As you can see from the top two plots, the highest and second highest scores tended to come in the first inning, not later in the game. In fact, there's a strong drop at the end, suggesting that relief pitchers do help keep the score down.

I conclude that the high score doesn't come when the pitcher gets tired. I was wrong. In fact, it looks more like the pitcher isn't quite in the game yet, or the team hasn't gotten synchronized for play yet.

Now let's look at the second-highest score distributions, to see what we can see.

The distributions of highest and second-highest are roughly similar, except that the second-highest inning's score is less than half that of the highest inning's score, on the average. And the reduced score distribution for 7 innings (the extra inning games are a small effect here and I ignore the correction) looks much more Poisonnian, dropping by about a factor of 2 each time. That's on the lower right: compare with the 8-inning reduced score on the lower left.
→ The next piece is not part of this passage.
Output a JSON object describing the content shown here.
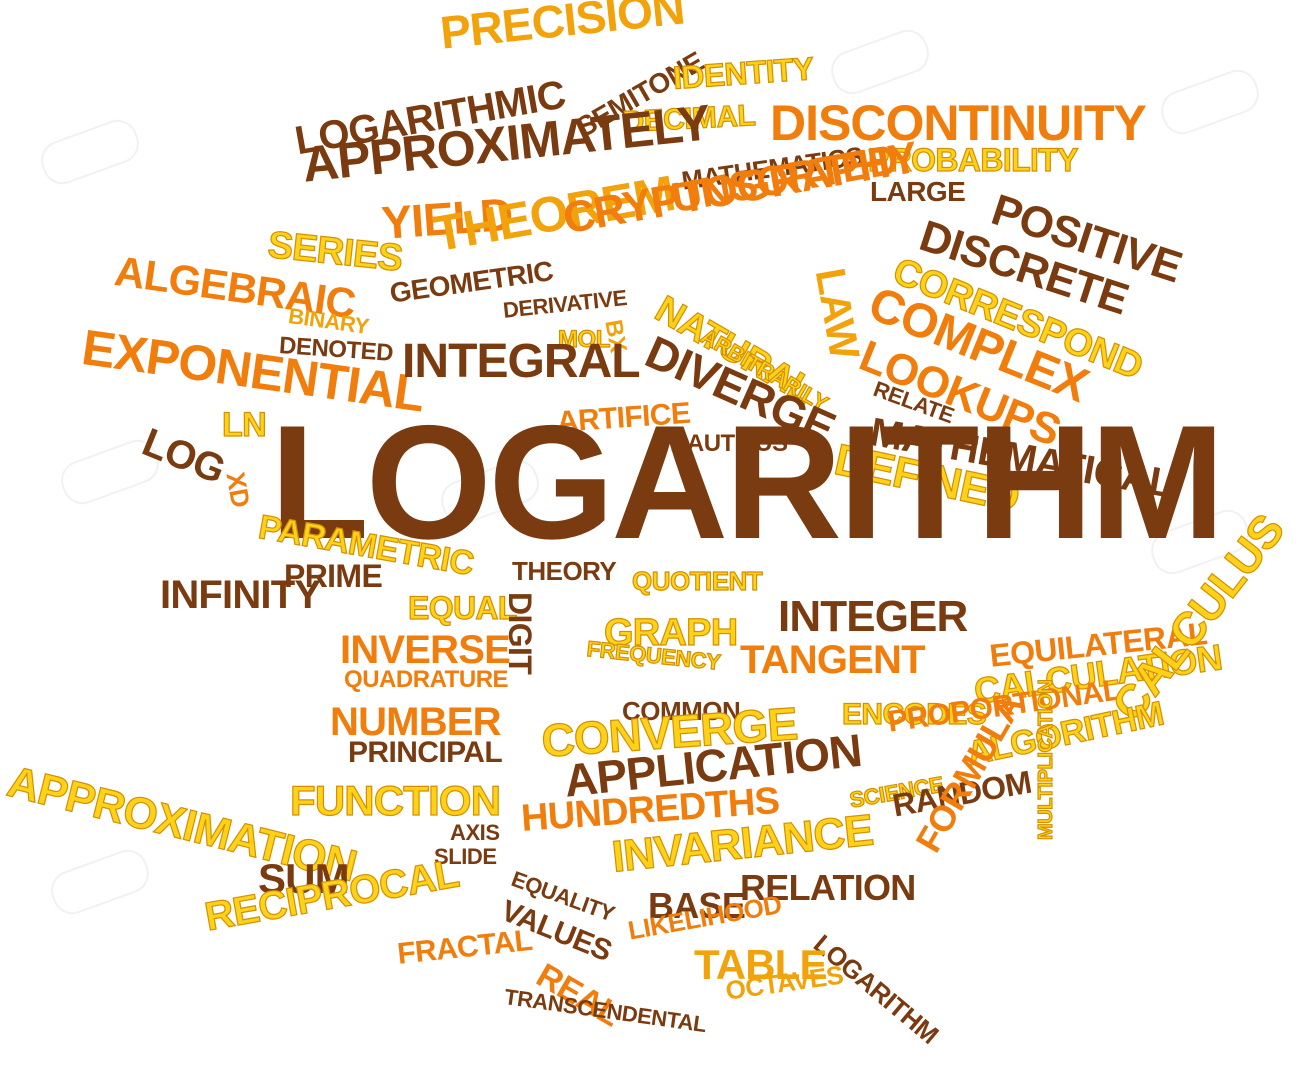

I used the 7-inning reduced score distribution to predict the highest and second-highest innings' scores, and those are in the bottom row of the figure below. Recall that when you are looking at the highest score of a list, 0 is not as likely as higher values. And they have the same general shape as the real distributions above, but with much smaller averages. The average real highest inning's score is 2.3 but the estimate's is 0.7, and the average real second highest inning's score is 1.1 but the estimate's is 0.5.

What can I conclude from this?

The highest inning's score is in substantial disagreement with the estimate. So is the second-highest inning's score, though the real distribution could be a combination of the background estimate and something else.

  1. The first inning is the problematic one: either the team isn't together or the pitcher isn't.
  2. The distribution of scores in the highest scoring inning is not attributable to chance. Something is different during that inning
  3. The second-highest scoring inning is partly like the highest-scoring inning and partly like chance.
  4. The distributions don't look much different between home team and visiting team


Grandma Bee said...

And this is one of the things I love about baseball--it defies formula. You can compute the arc and the distance of a fly ball but not whether the outfielder will catch it or lose it in the sun. In baseball, all constants are variables.

Assistant Village Idiot said...

Very cool.

The statement is usually that the pitcher "doesn't have it" that day, implication being he wouldn't improve if he stayed in. Your suggestion that some acclimitasation to the game may be harder than it appears at first seems more sound.

However, the first inning is also the one in which the highest OBP hitters are guaranteed to come up. That doesn't look like it would explain even half your difference, but it might be 25%, from a seat-of-the-pants estimate looking at your stuff.

james said...


The second-highest scoring inning is more than twice as likely to come immediately after the first-highest as any other time. Maybe that's the fruition of the offensive lineup strategy, or maybe the team/pitcher goes into a temporary slump.